Los investigadores españoles pedían a gritos esta reforma. La última Ley de la Ciencia es de1986, y las vocaciones científicas han caído en picado en los últimos diez años. Pero el momento es muy delicado. Tras el reajuste presupuestario, los investigadores españoles anunciaron movilizaciones y centenares de ellos respondieron el 16 de diciembre a la llamada de la Federación de Jóvenes Investigadores para manifestarse en la puerta de sus centros de investigación. Fuera del ámbito científico, la iniciativa La ciencia española no necesita tijeras, encabezada por el bloguero Javier Peláez, consiguió que se sumaran más de mil blogs, así como más de 10.000 apoyos en redes sociales como Facebook.
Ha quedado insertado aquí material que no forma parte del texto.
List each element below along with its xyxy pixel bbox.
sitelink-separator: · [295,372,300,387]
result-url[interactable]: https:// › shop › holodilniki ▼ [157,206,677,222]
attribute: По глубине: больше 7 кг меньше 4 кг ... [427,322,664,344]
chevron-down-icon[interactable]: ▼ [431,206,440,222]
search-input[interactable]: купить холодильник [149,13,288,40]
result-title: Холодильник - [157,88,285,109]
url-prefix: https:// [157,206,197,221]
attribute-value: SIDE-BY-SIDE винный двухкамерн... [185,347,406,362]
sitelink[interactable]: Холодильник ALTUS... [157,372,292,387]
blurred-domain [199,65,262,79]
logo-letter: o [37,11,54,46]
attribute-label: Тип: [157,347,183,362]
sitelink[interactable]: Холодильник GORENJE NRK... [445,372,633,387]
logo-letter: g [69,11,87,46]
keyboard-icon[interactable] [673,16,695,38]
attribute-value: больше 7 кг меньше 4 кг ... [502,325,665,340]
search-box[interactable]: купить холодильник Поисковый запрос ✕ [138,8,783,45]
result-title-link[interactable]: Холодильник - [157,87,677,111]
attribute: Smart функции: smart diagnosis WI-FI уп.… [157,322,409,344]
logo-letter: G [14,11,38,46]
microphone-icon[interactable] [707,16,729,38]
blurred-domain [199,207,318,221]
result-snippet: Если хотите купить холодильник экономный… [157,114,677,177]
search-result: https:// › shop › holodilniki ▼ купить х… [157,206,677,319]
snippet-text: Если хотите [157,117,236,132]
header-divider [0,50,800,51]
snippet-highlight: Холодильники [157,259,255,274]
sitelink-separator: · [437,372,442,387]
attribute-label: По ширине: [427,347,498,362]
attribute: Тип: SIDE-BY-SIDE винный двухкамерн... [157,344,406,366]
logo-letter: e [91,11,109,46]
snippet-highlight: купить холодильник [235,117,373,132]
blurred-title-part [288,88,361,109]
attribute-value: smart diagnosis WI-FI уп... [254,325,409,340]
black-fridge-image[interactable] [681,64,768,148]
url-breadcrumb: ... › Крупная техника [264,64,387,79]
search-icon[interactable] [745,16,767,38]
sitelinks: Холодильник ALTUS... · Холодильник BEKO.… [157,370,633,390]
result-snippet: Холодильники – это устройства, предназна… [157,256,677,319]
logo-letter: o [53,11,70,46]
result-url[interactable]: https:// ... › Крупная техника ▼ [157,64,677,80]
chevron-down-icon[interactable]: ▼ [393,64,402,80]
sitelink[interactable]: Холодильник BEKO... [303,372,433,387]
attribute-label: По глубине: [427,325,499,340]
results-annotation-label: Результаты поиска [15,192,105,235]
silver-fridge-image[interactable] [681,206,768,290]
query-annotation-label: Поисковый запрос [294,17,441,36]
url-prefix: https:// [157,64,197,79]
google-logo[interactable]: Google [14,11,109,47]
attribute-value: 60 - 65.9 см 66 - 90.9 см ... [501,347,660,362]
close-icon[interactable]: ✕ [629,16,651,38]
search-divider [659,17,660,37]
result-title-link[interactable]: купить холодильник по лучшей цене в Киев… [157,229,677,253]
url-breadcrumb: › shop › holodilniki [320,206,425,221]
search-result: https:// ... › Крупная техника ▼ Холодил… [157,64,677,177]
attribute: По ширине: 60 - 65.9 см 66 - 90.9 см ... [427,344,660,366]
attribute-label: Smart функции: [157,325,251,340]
El ministerio comenzará mañana los contactos con los agentes sociales para consensuar esta nueva ley, cuyo objetivo es 'el desarrollo de una carrera estable, predecible, basada en méritos y reconocida socialmente', según afirmó Cristina Garmendia el pasado viernes, en una entrevista para Público.

La ministra explicó también que la Ley de la Ciencia recoge una de las reivindicaciones históricas del colectivo de los precarios, que es acabar con las becas, 'que serán sustituidas por contratos laborales'. Aunque el detalle de la modificación de la carrera científica no se conocerá hasta que se haga público el borrador, la ministra aseguró que España va a ser 'uno de los países pioneros en Europa en los derechos de los jóvenes investigadores en su etapa de formación predoctoral'.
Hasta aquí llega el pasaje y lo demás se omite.